GC : Il a utilisé tout l’argent qui restait et a acheté un camion et a chargé ses cadres et leurs familles et tous ceux qu’il pouvait monter, et ils ont roulé vers le sud jusqu’à Busan. S’ils étaient restés à Séoul, ils seraient probablement tous morts. Je ne pense pas que Samsung aurait existé aujourd’hui.

NOUVELLES : Enfin, la misère et l’effusion de sang de la guerre en Corée ont été arrêtées. Espérons bien qu’elle soit terminée.

CH : Une fois la guerre terminée, ils sont remontés dans leurs camions et sont retournés à Séoul… et pour la deuxième fois..

GC : Ils ont entrepris une mission pour reconstruire cette nation stérile qui avait été détruite.

GWS : La guerre de Corée a été très destructrice.

CH : Encore une fois, Gi-Wook Shin, professeur d’études coréennes à Stanford. Il dit que la guerre de Corée a été particulièrement dévastatrice parce que plus de la moitié des près de cinq millions de victimes étaient des civils.

GWS : Cela représente donc environ 10% de la population coréenne à l’époque. Et cela a détruit de nombreuses installations. Y compris en Corée du Nord. Donc, vous savez, les deux Corées ont vraiment dû se reconstruire.

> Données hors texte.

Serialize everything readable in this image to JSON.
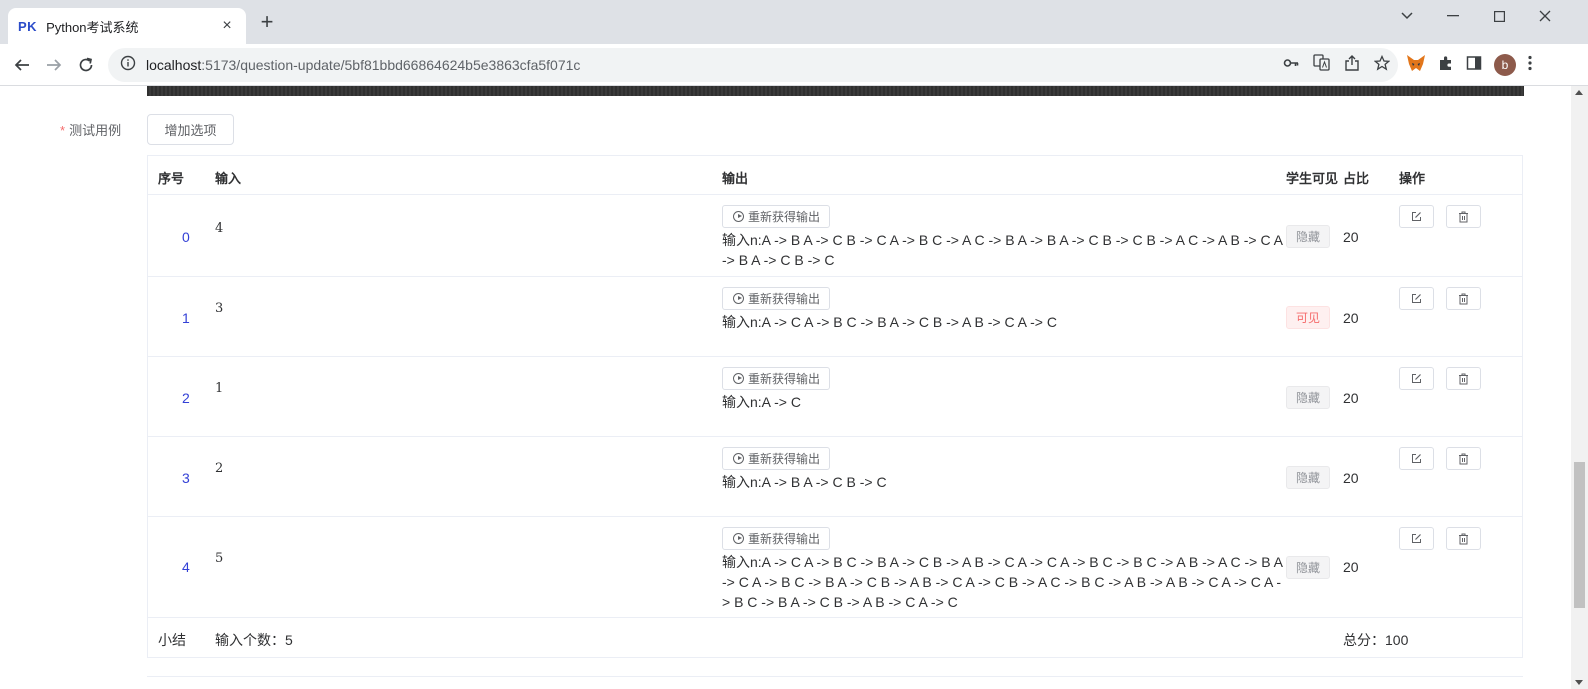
{
  "browser": {
    "tab": {
      "favicon_text": "PK",
      "title": "Python考试系统"
    },
    "url_host": "localhost",
    "url_rest": ":5173/question-update/5bf81bbd66864624b5e3863cfa5f071c",
    "avatar_letter": "b"
  },
  "form": {
    "label": "测试用例",
    "required_mark": "*",
    "add_button": "增加选项"
  },
  "table": {
    "headers": {
      "index": "序号",
      "input": "输入",
      "output": "输出",
      "visible": "学生可见",
      "ratio": "占比",
      "actions": "操作"
    },
    "regen_label": "重新获得输出",
    "rows": [
      {
        "index": "0",
        "input": "4",
        "output": "输入n:A -> B A -> C B -> C A -> B C -> A C -> B A -> B A -> C B -> C B -> A C -> A B -> C A -> B A -> C B -> C",
        "visibility": "隐藏",
        "visible": false,
        "ratio": "20"
      },
      {
        "index": "1",
        "input": "3",
        "output": "输入n:A -> C A -> B C -> B A -> C B -> A B -> C A -> C",
        "visibility": "可见",
        "visible": true,
        "ratio": "20"
      },
      {
        "index": "2",
        "input": "1",
        "output": "输入n:A -> C",
        "visibility": "隐藏",
        "visible": false,
        "ratio": "20"
      },
      {
        "index": "3",
        "input": "2",
        "output": "输入n:A -> B A -> C B -> C",
        "visibility": "隐藏",
        "visible": false,
        "ratio": "20"
      },
      {
        "index": "4",
        "input": "5",
        "output": "输入n:A -> C A -> B C -> B A -> C B -> A B -> C A -> C A -> B C -> B C -> A B -> A C -> B A -> C A -> B C -> B A -> C B -> A B -> C A -> C B -> A C -> B C -> A B -> A B -> C A -> C A -> B C -> B A -> C B -> A B -> C A -> C",
        "visibility": "隐藏",
        "visible": false,
        "ratio": "20"
      }
    ],
    "footer": {
      "label": "小结",
      "input_count": "输入个数：5",
      "total": "总分：100"
    }
  }
}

CH : Après la guerre, la Corée du Sud n’avait pratiquement pas de ressources naturelles pour former la base d’une nouvelle économie. Ses perspectives commerciales n’étaient pas bonnes.

CH : Quand la guerre était finie, qu’était Samsung ?

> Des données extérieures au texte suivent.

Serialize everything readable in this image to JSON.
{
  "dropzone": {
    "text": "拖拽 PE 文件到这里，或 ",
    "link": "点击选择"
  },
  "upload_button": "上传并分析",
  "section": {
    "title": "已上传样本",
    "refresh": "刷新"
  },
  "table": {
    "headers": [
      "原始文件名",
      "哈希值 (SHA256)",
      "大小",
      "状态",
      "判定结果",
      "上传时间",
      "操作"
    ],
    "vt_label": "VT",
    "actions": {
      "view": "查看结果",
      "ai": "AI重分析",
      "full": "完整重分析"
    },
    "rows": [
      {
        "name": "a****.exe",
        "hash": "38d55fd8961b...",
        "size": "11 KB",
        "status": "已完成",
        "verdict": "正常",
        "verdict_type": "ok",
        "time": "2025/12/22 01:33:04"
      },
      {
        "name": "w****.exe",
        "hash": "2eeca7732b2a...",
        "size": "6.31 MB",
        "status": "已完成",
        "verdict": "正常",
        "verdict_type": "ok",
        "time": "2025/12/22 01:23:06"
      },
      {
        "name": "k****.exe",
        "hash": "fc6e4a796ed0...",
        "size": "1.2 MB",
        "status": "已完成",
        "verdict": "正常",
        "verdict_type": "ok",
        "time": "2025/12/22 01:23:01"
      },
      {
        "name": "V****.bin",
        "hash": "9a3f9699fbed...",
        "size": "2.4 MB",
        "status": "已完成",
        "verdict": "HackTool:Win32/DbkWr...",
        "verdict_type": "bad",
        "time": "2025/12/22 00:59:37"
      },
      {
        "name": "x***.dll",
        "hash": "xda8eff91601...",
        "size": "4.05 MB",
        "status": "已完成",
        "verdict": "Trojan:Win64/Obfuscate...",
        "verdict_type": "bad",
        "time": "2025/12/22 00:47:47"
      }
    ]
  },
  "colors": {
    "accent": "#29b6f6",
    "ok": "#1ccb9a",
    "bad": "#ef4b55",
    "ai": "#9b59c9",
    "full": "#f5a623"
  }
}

GC : Samsung était une petite société commerciale qui avait perdu la quasi-totalité de son inventaire et n’avait vraiment aucune chance de survivre. Et B.C. Lee en parle, que le seul moyen de sortir de cette situation était pour lui de faire équipe avec le premier président de Corée, qui a décidé que la Corée était, oui, très pauvre, avait de mauvaises perspectives, mais pensait qu’il y avait peut-être un chance de le reconstruire.

CH : L’alliance précoce de Samsung avec le gouvernement a donné le ton à une relation qui durerait des années: ce qui est bon pour Samsung est bon pour la Corée du Sud.

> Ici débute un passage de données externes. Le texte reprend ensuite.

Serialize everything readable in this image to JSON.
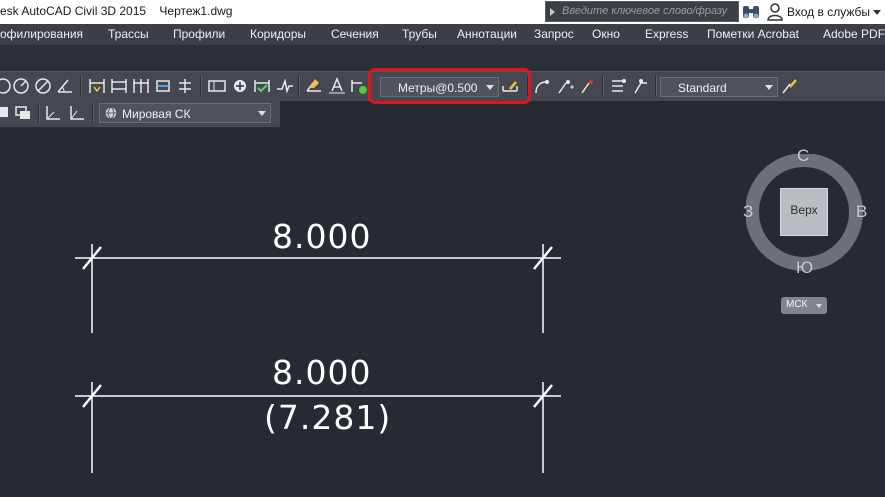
{
  "titlebar": {
    "app_title": "esk AutoCAD Civil 3D 2015",
    "document": "Чертеж1.dwg",
    "search_placeholder": "Введите ключевое слово/фразу",
    "sign_in": "Вход в службы"
  },
  "menubar": {
    "items": [
      "офилирования",
      "Трассы",
      "Профили",
      "Коридоры",
      "Сечения",
      "Трубы",
      "Аннотации",
      "Запрос",
      "Окно",
      "Express",
      "Пометки Acrobat",
      "Adobe PDF"
    ]
  },
  "toolbar": {
    "dimstyle_value": "Метры@0.500",
    "textstyle_value": "Standard",
    "ucs_value": "Мировая СК"
  },
  "drawing": {
    "dim1_text": "8.000",
    "dim2_text": "8.000",
    "dim2_alt_text": "(7.281)"
  },
  "viewcube": {
    "north": "С",
    "south": "Ю",
    "west": "З",
    "east": "В",
    "top_face": "Верх",
    "ucs_badge": "МСК"
  },
  "colors": {
    "background": "#252a33",
    "highlight": "#e0141b"
  }
}
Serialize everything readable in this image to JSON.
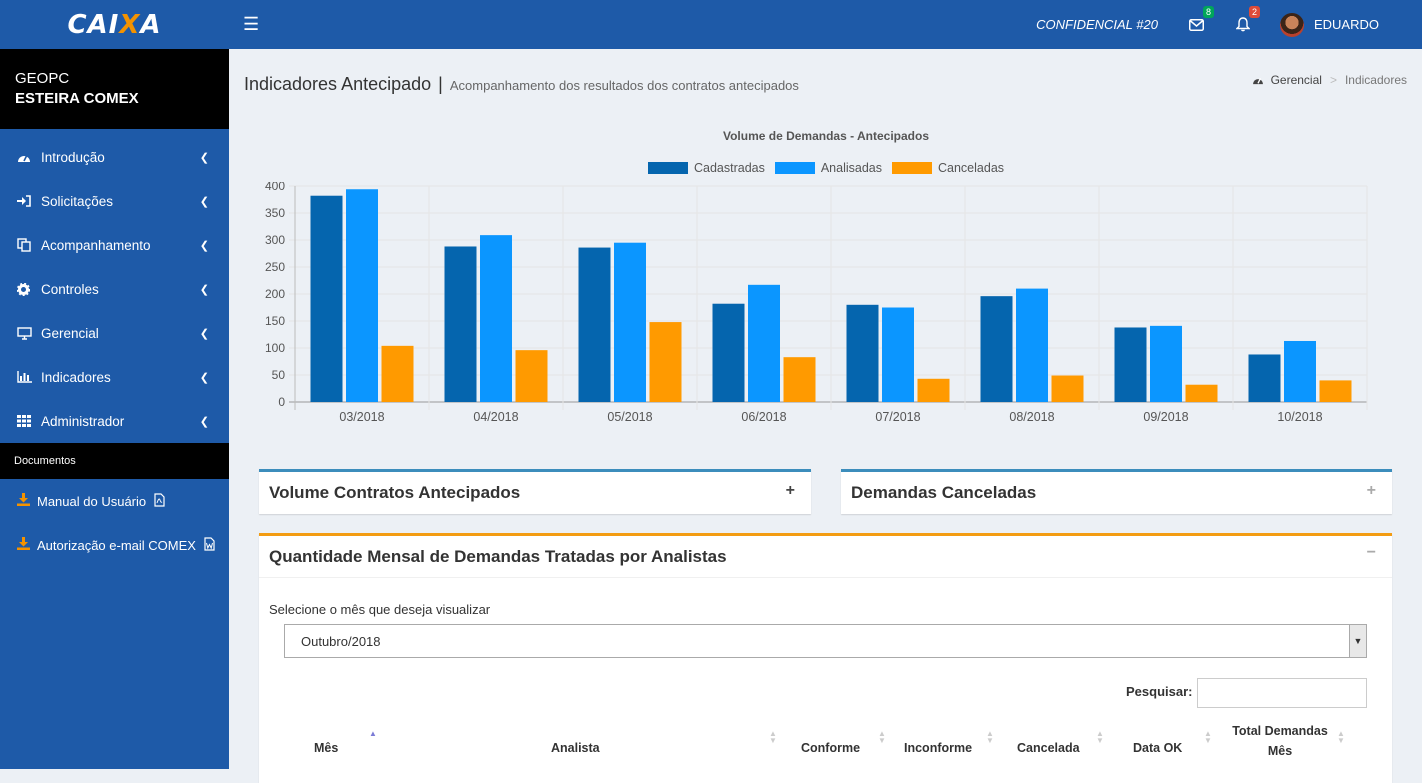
{
  "header": {
    "logo_text_1": "CAI",
    "logo_text_2": "X",
    "logo_text_3": "A",
    "confidencial": "CONFIDENCIAL #20",
    "mail_badge": "8",
    "bell_badge": "2",
    "user_name": "EDUARDO",
    "colors": {
      "bar": "#1e5aa8",
      "mail_badge": "#00a65a",
      "bell_badge": "#dd4b39"
    }
  },
  "sidebar": {
    "org": "GEOPC",
    "system": "ESTEIRA COMEX",
    "items": [
      {
        "label": "Introdução",
        "icon": "dashboard-icon"
      },
      {
        "label": "Solicitações",
        "icon": "sign-in-icon"
      },
      {
        "label": "Acompanhamento",
        "icon": "copy-icon"
      },
      {
        "label": "Controles",
        "icon": "gear-icon"
      },
      {
        "label": "Gerencial",
        "icon": "desktop-icon"
      },
      {
        "label": "Indicadores",
        "icon": "bar-chart-icon"
      },
      {
        "label": "Administrador",
        "icon": "grid-icon"
      }
    ],
    "section_label": "Documentos",
    "documents": [
      {
        "label": "Manual do Usuário",
        "file_icon": "pdf-file-icon"
      },
      {
        "label": "Autorização e-mail COMEX",
        "file_icon": "word-file-icon"
      }
    ]
  },
  "page": {
    "title": "Indicadores Antecipado",
    "separator": "|",
    "subtitle": "Acompanhamento dos resultados dos contratos antecipados",
    "breadcrumb": {
      "home": "Gerencial",
      "sep": ">",
      "current": "Indicadores"
    }
  },
  "chart_data": {
    "type": "bar",
    "title": "Volume de Demandas - Antecipados",
    "categories": [
      "03/2018",
      "04/2018",
      "05/2018",
      "06/2018",
      "07/2018",
      "08/2018",
      "09/2018",
      "10/2018"
    ],
    "series": [
      {
        "name": "Cadastradas",
        "color": "#0565ae",
        "values": [
          382,
          288,
          286,
          182,
          180,
          196,
          138,
          88
        ]
      },
      {
        "name": "Analisadas",
        "color": "#0b96ff",
        "values": [
          394,
          309,
          295,
          217,
          175,
          210,
          141,
          113
        ]
      },
      {
        "name": "Canceladas",
        "color": "#ff9a00",
        "values": [
          104,
          96,
          148,
          83,
          43,
          49,
          32,
          40
        ]
      }
    ],
    "yticks": [
      0,
      50,
      100,
      150,
      200,
      250,
      300,
      350,
      400
    ],
    "ylim": [
      0,
      400
    ],
    "grid": true,
    "legend_position": "top"
  },
  "boxes": {
    "volume": {
      "title": "Volume Contratos Antecipados",
      "tool": "+"
    },
    "canceladas": {
      "title": "Demandas Canceladas",
      "tool": "+"
    },
    "mensal": {
      "title": "Quantidade Mensal de Demandas Tratadas por Analistas",
      "tool": "−",
      "select_label": "Selecione o mês que deseja visualizar",
      "select_value": "Outubro/2018",
      "search_label": "Pesquisar:",
      "search_value": "",
      "columns": [
        "Mês",
        "Analista",
        "Conforme",
        "Inconforme",
        "Cancelada",
        "Data OK",
        "Total Demandas Mês"
      ]
    }
  }
}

GC : Et c’était vraiment la période où l’entreprise a connu une croissance explosive. Samsung devenait le symbole de la nation.

CH : L’entreprise s’est impliquée dans presque tous les aspects de la vie en Corée du Sud. L’économie elle-même est devenue de plus en plus centrée sur Samsung. Et à mesure que le réseau d’entreprises de l’entreprise se développait, certains ont allégué que la famille Lee effectuait régulièrement des paiements en espèces aux politiciens pour minimiser les enquêtes.

Mais à la fin de 1960, un coup d’État militaire renversa le gouvernement sud-coréen..

Séoul, capitale de la Corée du Sud. Des émeutes à l’échelle de la révolution..

CH :.. et il y avait un nouveau président en charge.

GC : C’est un leader qui a étudié le modèle japonais et étudié comment ces groupes zaibatsu étaient devenus si grands et comment ils avaient tous deux été très corrompus et ils ont dirigé la nation et ils ont mis des politiciens au pouvoir. Mais aussi, ils avaient beaucoup fait pour industrialiser le Japon et pour en faire le pouvoir qu’il était. Il voulait faire quelque chose de similaire avec la Corée. Mais il a regardé des gens comme la Colombie-Britannique. Lee chez Samsung et il a vu un groupe de criminels en col blanc.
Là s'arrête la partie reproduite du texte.